Mayor DeBlasio and a growing number of upper-income New Yorkers recognize that universal pre-K is one of the best investments we can make in our future.  Each $1 invested in pre-K results in $17 of future savings in public spending on special education, social programs and incarceration.  By imposing a modest half percent tax on NYC income above $500,000, the City can guarantee a steady stream of pre-K funding and close the achievement gap between upper- and lower-income kids.  All that potentially stands in the way is approval of the Mayor's plan by the New York State governor and legislature in Albany.

Do you have New York City income of over $500,000?  If so, we hope you will sign this letter to Gov. Cuomo and the legislature in support of Mayor DeBlasio's universal pre-K proposal.  If you don't have that level of income, you can still sign below in support of the letter.

The letter:

Dear Governor Cuomo and Legislative Leaders:

We are upper-income New York City residents who support Mayor Bill de Blasio’s plan to raise a small tax on the wealthiest among us to fund an expansion of early childhood education and after-school programs. We believe this plan is a sound investment in the long-term economic success of our city.

This tax is not only fair, but is necessary to create the level of dedicated funding required to make a real commitment to expanding high-quality Pre-K programs and reach more children. New York State first committed to the goal of universal pre-k in the late 1990s, but without adequate funding, there has not been enough progress on making programs truly universal, and pre-k funds have been subject to cutbacks in bad economic times.

The return on investment in high-quality pre-kindergarten and after-school programs is unparalleled; a 2010 report from the United States Chamber of Commerce’s Institute for a Competitive Workforce found a savings of up to $17 for every $1 invested in pre-k. Ensuring that children are prepared to start school and succeed once they get there not only improves their chances of attending college and earning higher wages, but reduces the need for future spending on special education, incarceration, and public benefits. This benefits us all.

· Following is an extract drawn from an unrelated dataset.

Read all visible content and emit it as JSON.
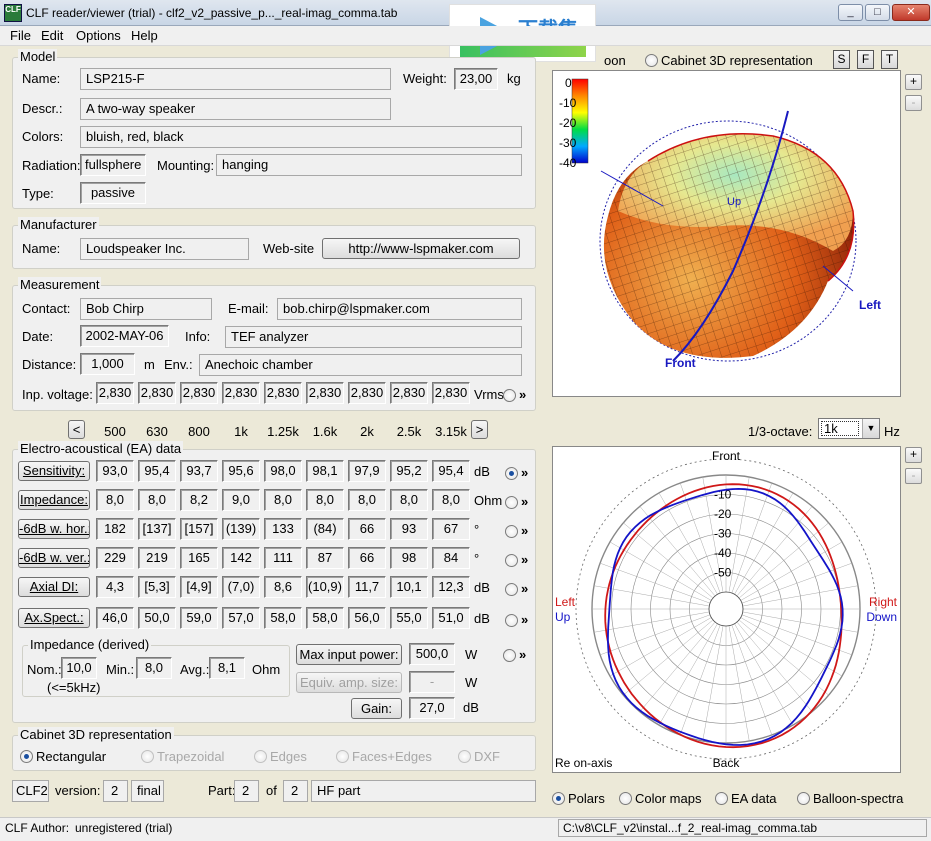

Investing in pre-k and after-school programs is a benefit to all residents of New York City, and more than makes up for the costs. With a modest half-percent tax on those making more than $500,000 per year, we can make huge strides toward leveling the playing field for children by closing the achievement gap between low-income students and their higher-income peers.

We firmly believe Mayor de Blasio’s plan is the best way to ensure economic prosperity for our city, both now and in the future. We are willing to do our part, and hope you will do yours. We respectfully urge you to support this fiscally sound plan, to ensure that the investment we make in our children has a solid and long-term foundation.